Jtdylktuy

I am familiar with the classification of covering spaces of a space $X$ in terms of subgroups of $pi_1(X)$ (up to conjugation). However, if $X$ is a manifold, I know that $H^1(X; G)$ classifies G-bundles over $X$ (using Cech cohomology here). I think finite regular covering spaces are $mathbb{Z}/k mathbb{Z}$-bundles; regular means that the deck transformations act transitively on the fiber (and regular covers correspond to normal subgroups of $pi_1(X)$).
Does this mean that $H^1(X; mathbb{Z}/kmathbb{Z})$ is in bijection with k-sheeted regular covering spaces over $X$. I could not find such a statement anywhere and so am a bit suspicious.

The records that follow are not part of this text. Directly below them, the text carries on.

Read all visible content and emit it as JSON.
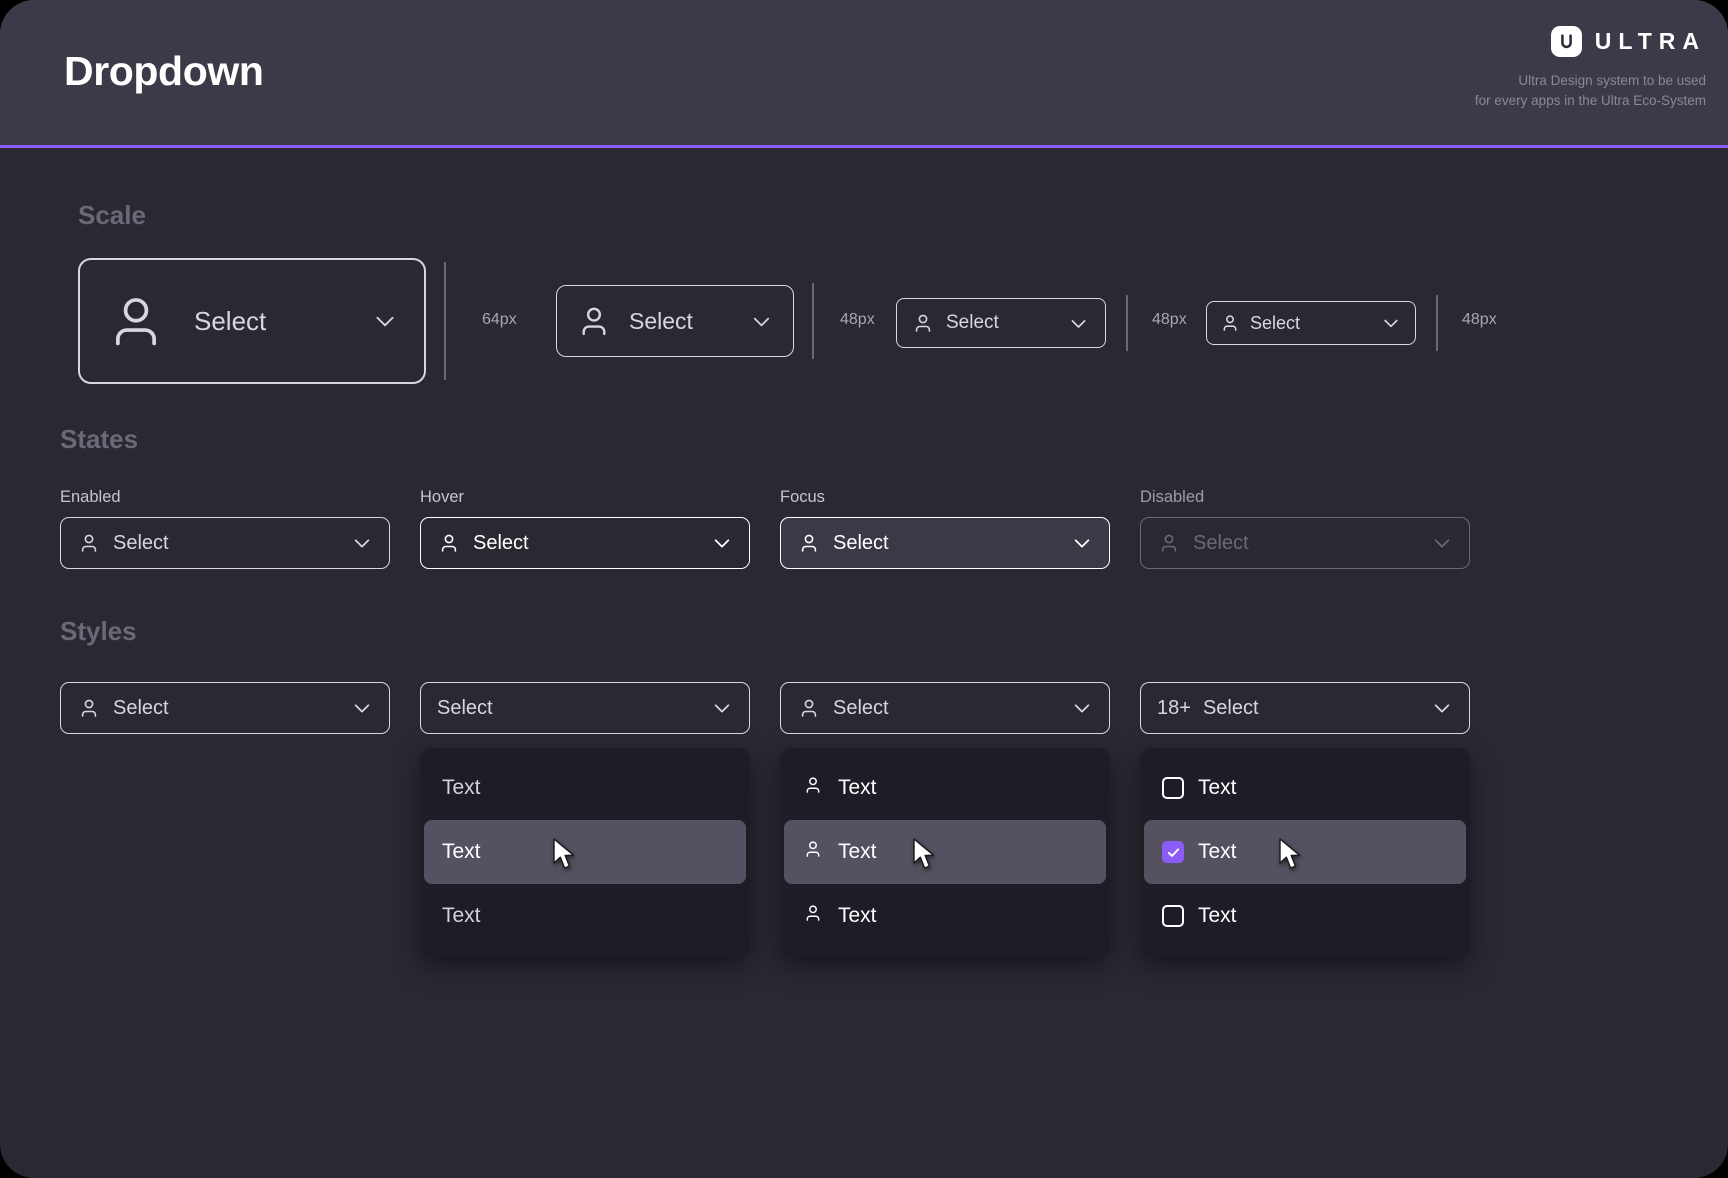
{
  "header": {
    "title": "Dropdown",
    "brand_name": "ULTRA",
    "brand_icon": "ultra-logo-u-icon",
    "tagline": "Ultra Design system to be used\nfor every apps in the Ultra Eco-System"
  },
  "theme": {
    "page_bg": "#2b2832",
    "header_bg": "#3d3949",
    "accent": "#8b5cf6",
    "divider": "#8b5cf6",
    "border_default": "#d9d6de",
    "border_active": "#ffffff",
    "border_disabled": "#6b6878",
    "focus_fill": "#3c3947",
    "panel_bg": "#1e1c26",
    "panel_hover": "#555161",
    "section_title": "#6c6878"
  },
  "sections": {
    "scale": {
      "title": "Scale",
      "items": [
        {
          "label": "Select",
          "icon": "person-icon",
          "chevron": "chevron-down-icon",
          "size_label": "64px"
        },
        {
          "label": "Select",
          "icon": "person-icon",
          "chevron": "chevron-down-icon",
          "size_label": "48px"
        },
        {
          "label": "Select",
          "icon": "person-icon",
          "chevron": "chevron-down-icon",
          "size_label": "48px"
        },
        {
          "label": "Select",
          "icon": "person-icon",
          "chevron": "chevron-down-icon",
          "size_label": "48px"
        }
      ]
    },
    "states": {
      "title": "States",
      "items": [
        {
          "label": "Enabled",
          "value": "Select",
          "icon": "person-icon",
          "chevron": "chevron-down-icon",
          "state": "enabled"
        },
        {
          "label": "Hover",
          "value": "Select",
          "icon": "person-icon",
          "chevron": "chevron-down-icon",
          "state": "hover"
        },
        {
          "label": "Focus",
          "value": "Select",
          "icon": "person-icon",
          "chevron": "chevron-down-icon",
          "state": "focus"
        },
        {
          "label": "Disabled",
          "value": "Select",
          "icon": "person-icon",
          "chevron": "chevron-down-icon",
          "state": "disabled"
        }
      ]
    },
    "styles": {
      "title": "Styles",
      "items": [
        {
          "value": "Select",
          "icon": "person-icon",
          "chevron": "chevron-down-icon",
          "badge": "",
          "open": false,
          "options": []
        },
        {
          "value": "Select",
          "icon": "",
          "chevron": "chevron-down-icon",
          "badge": "",
          "open": true,
          "options": [
            {
              "label": "Text",
              "hovered": false
            },
            {
              "label": "Text",
              "hovered": true
            },
            {
              "label": "Text",
              "hovered": false
            }
          ]
        },
        {
          "value": "Select",
          "icon": "person-icon",
          "chevron": "chevron-down-icon",
          "badge": "",
          "open": true,
          "options": [
            {
              "label": "Text",
              "icon": "person-icon",
              "hovered": false
            },
            {
              "label": "Text",
              "icon": "person-icon",
              "hovered": true
            },
            {
              "label": "Text",
              "icon": "person-icon",
              "hovered": false
            }
          ]
        },
        {
          "value": "Select",
          "icon": "",
          "chevron": "chevron-down-icon",
          "badge": "18+",
          "open": true,
          "options": [
            {
              "label": "Text",
              "checkbox": "unchecked",
              "hovered": false
            },
            {
              "label": "Text",
              "checkbox": "checked",
              "hovered": true
            },
            {
              "label": "Text",
              "checkbox": "unchecked",
              "hovered": false
            }
          ]
        }
      ]
    }
  }
}
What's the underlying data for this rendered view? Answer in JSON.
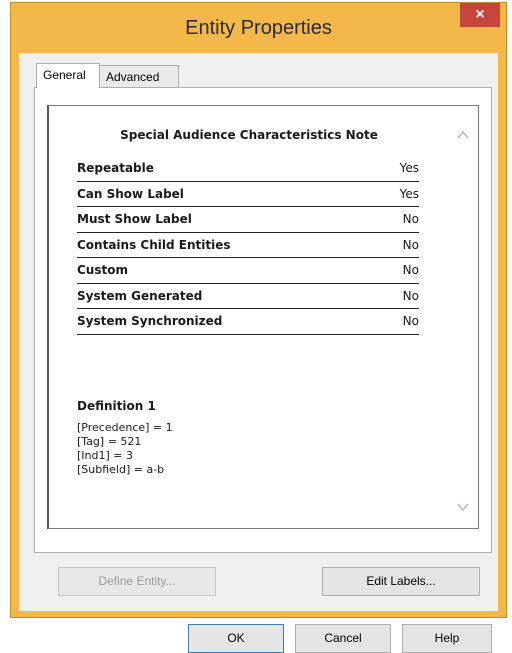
{
  "window": {
    "title": "Entity Properties",
    "close_label": "×"
  },
  "tabs": [
    {
      "label": "General",
      "active": true
    },
    {
      "label": "Advanced",
      "active": false
    }
  ],
  "content": {
    "heading": "Special Audience Characteristics Note",
    "properties": [
      {
        "label": "Repeatable",
        "value": "Yes"
      },
      {
        "label": "Can Show Label",
        "value": "Yes"
      },
      {
        "label": "Must Show Label",
        "value": "No"
      },
      {
        "label": "Contains Child Entities",
        "value": "No"
      },
      {
        "label": "Custom",
        "value": "No"
      },
      {
        "label": "System Generated",
        "value": "No"
      },
      {
        "label": "System Synchronized",
        "value": "No"
      }
    ],
    "definition": {
      "title": "Definition 1",
      "lines": [
        "[Precedence] = 1",
        "[Tag] = 521",
        "[Ind1] = 3",
        "[Subfield] = a-b"
      ]
    }
  },
  "buttons": {
    "define_entity": "Define Entity...",
    "edit_labels": "Edit Labels...",
    "ok": "OK",
    "cancel": "Cancel",
    "help": "Help"
  },
  "icons": {
    "scroll_up": "chevron-up-icon",
    "scroll_down": "chevron-down-icon",
    "close": "close-icon"
  },
  "colors": {
    "title_bar": "#f3b74a",
    "close_button": "#c7463c",
    "dialog_bg": "#f0f0f0"
  }
}
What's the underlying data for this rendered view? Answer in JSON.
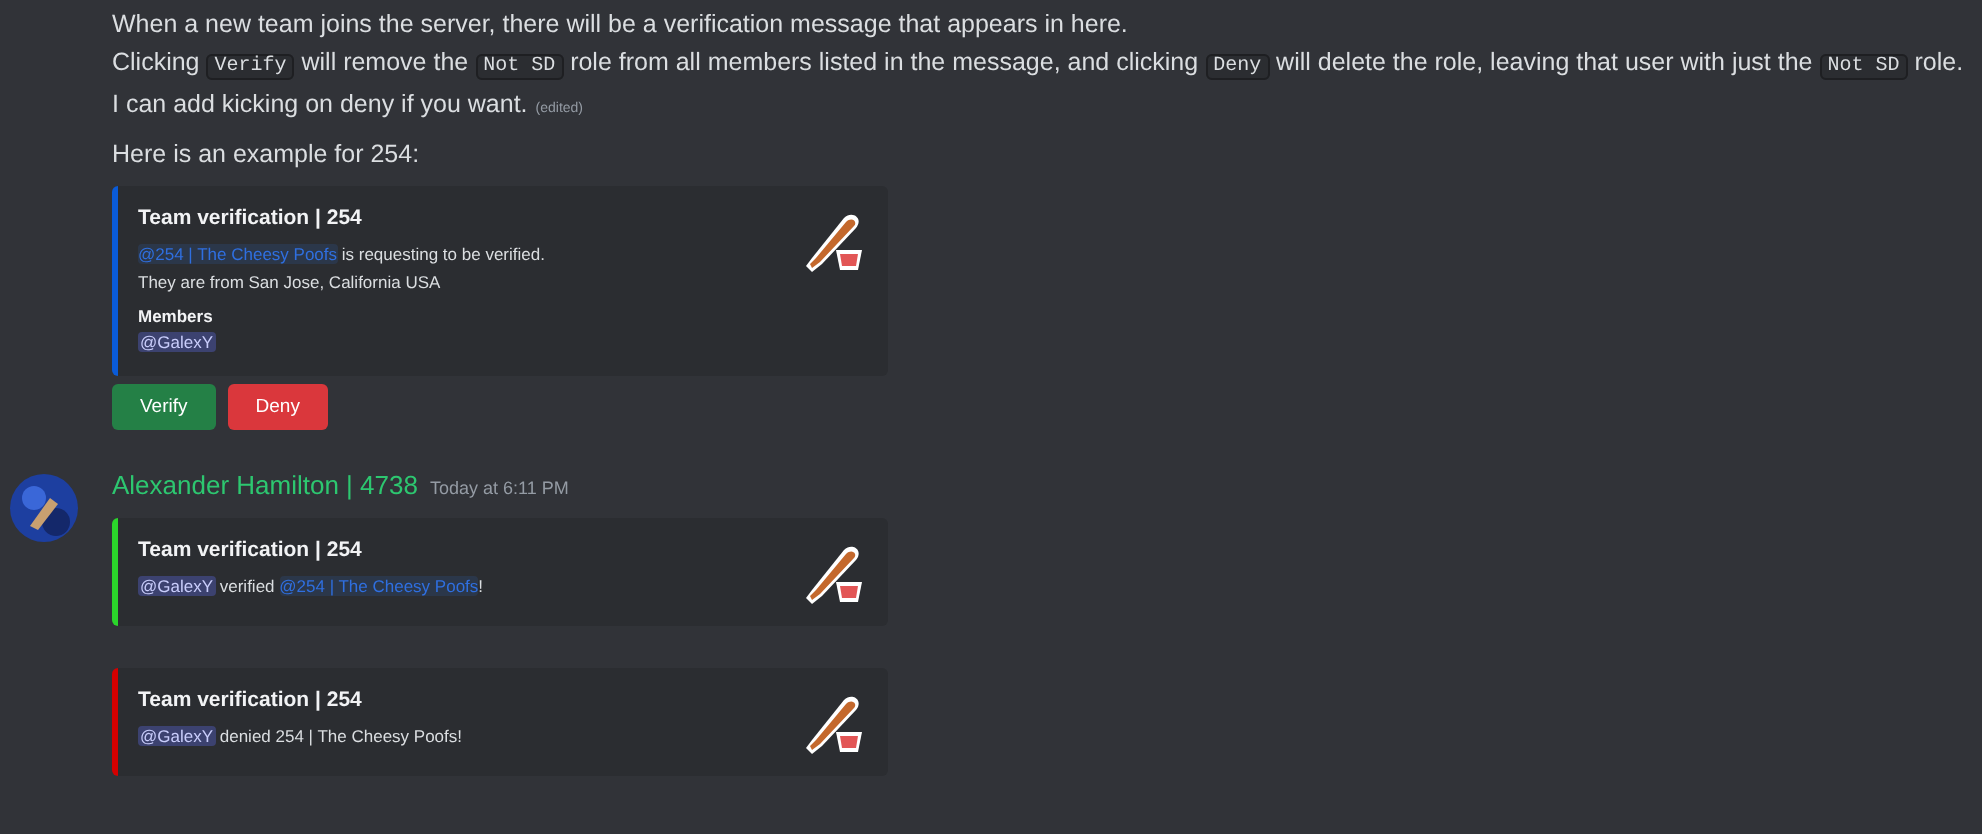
{
  "messages": [
    {
      "lines": [
        [
          {
            "kind": "text",
            "text": "When a new team joins the server, there will be a verification message that appears in here."
          }
        ],
        [
          {
            "kind": "text",
            "text": "Clicking "
          },
          {
            "kind": "code",
            "text": "Verify"
          },
          {
            "kind": "text",
            "text": " will remove the "
          },
          {
            "kind": "code",
            "text": "Not SD"
          },
          {
            "kind": "text",
            "text": " role from all members listed in the message, and clicking "
          },
          {
            "kind": "code",
            "text": "Deny"
          },
          {
            "kind": "text",
            "text": " will delete the role, leaving that user with just the "
          },
          {
            "kind": "code",
            "text": "Not SD"
          },
          {
            "kind": "text",
            "text": " role."
          }
        ],
        [
          {
            "kind": "text",
            "text": "I can add kicking on deny if you want."
          },
          {
            "kind": "edited",
            "text": "(edited)"
          }
        ],
        [
          {
            "kind": "text",
            "text": "Here is an example for 254:"
          }
        ]
      ],
      "embeds": [
        {
          "color": "#0a5bd8",
          "title": "Team verification | 254",
          "description": [
            [
              {
                "kind": "role",
                "text": "@254 | The Cheesy Poofs"
              },
              {
                "kind": "text",
                "text": " is requesting to be verified."
              }
            ],
            [
              {
                "kind": "text",
                "text": "They are from San Jose, California USA"
              }
            ]
          ],
          "fields": [
            {
              "name": "Members",
              "value": [
                {
                  "kind": "user",
                  "text": "@GalexY"
                }
              ]
            }
          ]
        }
      ],
      "buttons": [
        {
          "kind": "success",
          "label": "Verify"
        },
        {
          "kind": "danger",
          "label": "Deny"
        }
      ]
    },
    {
      "author": {
        "name": "Alexander Hamilton | 4738",
        "timestamp": "Today at 6:11 PM"
      },
      "embeds": [
        {
          "color": "#2bd62b",
          "title": "Team verification | 254",
          "description": [
            [
              {
                "kind": "user",
                "text": "@GalexY"
              },
              {
                "kind": "text",
                "text": " verified "
              },
              {
                "kind": "role",
                "text": "@254 | The Cheesy Poofs"
              },
              {
                "kind": "text",
                "text": "!"
              }
            ]
          ]
        },
        {
          "color": "#d40000",
          "title": "Team verification | 254",
          "description": [
            [
              {
                "kind": "user",
                "text": "@GalexY"
              },
              {
                "kind": "text",
                "text": " denied 254 | The Cheesy Poofs!"
              }
            ]
          ]
        }
      ]
    }
  ]
}
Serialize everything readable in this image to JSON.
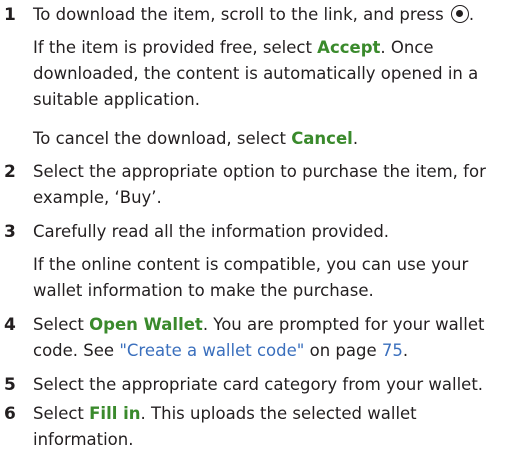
{
  "steps": [
    {
      "number": "1",
      "line1": "To download the item, scroll to the link, and press",
      "icon": "joystick-press-icon",
      "dot": ".",
      "p2_before": "If the item is provided free, select ",
      "p2_ui": "Accept",
      "p2_after": ". Once downloaded, the content is automatically opened in a suitable application.",
      "p3_before": "To cancel the download, select ",
      "p3_ui": "Cancel",
      "p3_after": "."
    },
    {
      "number": "2",
      "text": "Select the appropriate option to purchase the item, for example, ‘Buy’."
    },
    {
      "number": "3",
      "text": "Carefully read all the information provided.",
      "note": "If the online content is compatible, you can use your wallet information to make the purchase."
    },
    {
      "number": "4",
      "before": "Select ",
      "ui": "Open Wallet",
      "middle": ". You are prompted for your wallet code. See ",
      "link": "\"Create a wallet code\"",
      "on_page": " on page ",
      "page": "75",
      "end": "."
    },
    {
      "number": "5",
      "text": "Select the appropriate card category from your wallet."
    },
    {
      "number": "6",
      "before": "Select ",
      "ui": "Fill in",
      "after": ". This uploads the selected wallet information."
    }
  ],
  "colors": {
    "text": "#231f20",
    "ui_term": "#3a8a2c",
    "link": "#3a6fbd"
  }
}
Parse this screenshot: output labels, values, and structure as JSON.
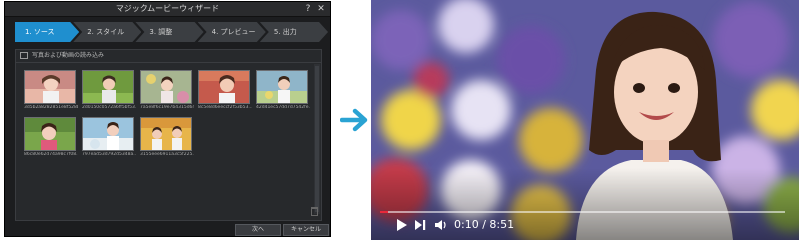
{
  "wizard": {
    "title": "マジックムービーウィザード",
    "help_icon": "?",
    "close_icon": "✕",
    "steps": [
      "1. ソース",
      "2. スタイル",
      "3. 調整",
      "4. プレビュー",
      "5. 出力"
    ],
    "active_step": 0,
    "import_label": "写真および動画の読み込み",
    "thumbnails": [
      {
        "caption": "3d5b2a8282851e8f528b..."
      },
      {
        "caption": "2d0150c0572a6ff5bf53..."
      },
      {
        "caption": "7a5e8f6c19e7b4315d64..."
      },
      {
        "caption": "8c5e8d6eeccf2f53b53..."
      },
      {
        "caption": "42d41ec57dd7d7542fe..."
      },
      {
        "caption": "86c80e62d74a98c7f08..."
      },
      {
        "caption": "797ead53d792d5348a..."
      },
      {
        "caption": "3155eee6911a3c5f225..."
      }
    ],
    "buttons": {
      "next": "次へ",
      "cancel": "キャンセル"
    },
    "colors": {
      "active_step": "#1f8fcf",
      "window_bg": "#1c1d1f"
    }
  },
  "arrow": {
    "color": "#2aa3d3"
  },
  "player": {
    "current_time": "0:10",
    "duration": "8:51",
    "time_text": "0:10 / 8:51",
    "progress": 0.02,
    "accent": "#e8293b",
    "icons": [
      "play-icon",
      "next-icon",
      "volume-icon"
    ]
  }
}
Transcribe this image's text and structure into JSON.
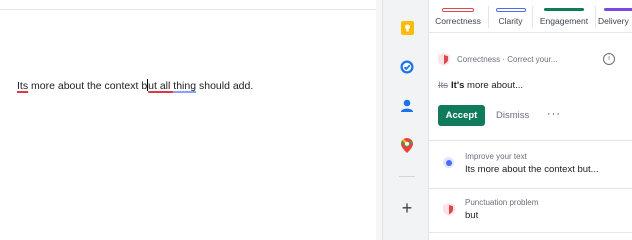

Also, if this is correct, what does $H^1(X; mathbb{Z})$ classify? I'm not sure what a $mathbb{Z}$-bundle is - what has automorphism group equal to $mathbb{Z}$?
Also, $H^1(X; mathbb{Z}) = [X, S^1]$ so if $H^1(X; mathbb{Z})$ classifies some kind of bundles, there should be universal bundle over $S^1$ which pulls back to these bundles. What is this bundle?

It's somewhat delicate here to get all the details right. First, $G$-bundles for a finite group $G$ are not required to be connected, so the relevant version of the classification of covering spaces is the disconnected version, which goes like this: the category of covering spaces of a nice connected space $X$ with basepoint $x$ is equivalent to the category of $pi_1(X, x)$-sets.

More explicitly, $n$-sheeted covers (possibly disconnected) are equivalent to actions of $pi_1(X, x)$ on $n$-element sets, or even more explicitly to conjugacy classes of homomorphisms $pi_1(X, x) to S_n$. Said another way, $n$-sheeted covers, possibly disconnected, are classified by the nonabelian cohomology set

$$H^1(X, S_n).$$

Among these, the connected covers correspond to the transitive actions, which are classified by conjugacy classes of subgroups of $pi_1(X, x)$ of index $n$. Among these, the regular covers correspond to normal subgroups.

Now, for $G$ a finite group, a $G$-bundle is more data than a $|G|$-sheeted cover: the fibers are equipped with a free and transitive right action of $G$ and everything has to be compatible with this. Said another way, $G$-bundles are equivalent to actions of $pi_1(X, x)$ on $G$ regarded as a right $G$-set, or more explicitly to conjugacy classes of homomorphisms $pi_1(X, x) to G$ (thinking of $G$ as a subgroup of $S_{|G|}$ to make the connection back to covers).

Given a finite regular $n$-sheeted cover $Y to X$ with corresponding normal subgroup $H = pi_1(Y, y)$ of $pi_1(X, x)$, we can think of this cover as a $G = pi_1(X, x)/H$-bundle, but not all $G$-bundles arise in this way (the monodromy map $pi_1(X, x) to G$ is not required to be surjective in general), and we only know that $G$ is some finite group of order $n$. Moreover, the data of a $G$-bundle includes the data of an isomorphism between $G$ and this quotient; it's not enough just to know that it exists.

So we can find a finite regular $n$-cover which is not a $mathbb{Z}/nmathbb{Z}$-bundle, even up to isomorphism of covers, by finding a group $pi_1(X, x)$ with a normal subgroup $H$ of index $n$ such that the quotient is not $mathbb{Z}/nmathbb{Z}$. A simple example is $X = T^2, pi_1(X, x) cong mathbb{Z}^2$; take $H = 2 mathbb{Z}^2$, so that the quotient is $mathbb{Z}/2mathbb{Z} times mathbb{Z}/2mathbb{Z}$.

And we can find a $mathbb{Z}/nmathbb{Z}$-bundle which is not a finite regular $n$-cover in the usual sense, again even up to isomorphism of covers, by finding a disconnected such bundle; for example, $X times mathbb{Z}/nmathbb{Z}$ for $n ge 2$ and any $X$.

Regular cyclic $q$-coverings are classified by normal subgroups $$Nhookrightarrow pi_1X to pi_1X/Ncong mathbb Z/q,$$

hence there is a natural isomorphism to $Hom(pi_1X,mathbb Z/q)$ mod automorphism of $mathbb Z/q$.

Note that $K_q=K(mathbb Z/q,1)$ is universal in the sense that the map $$[X,K_q] to Hom(pi_1X,mathbb Z/q) = H^1(X,mathbb Z/q),$$ $$ [f]mapsto f_*$$ is an isomorphism. In particular you see that every cyclic $q$-covering is obtained by pulling back the universal cover of $K_q$.

Corollary If $X$ is a smooth orientable manifold, then all infinite cyclic covers (or cyclic which factor through $mathbb Z$) are obtained by cutting and gluing along a hypersurface.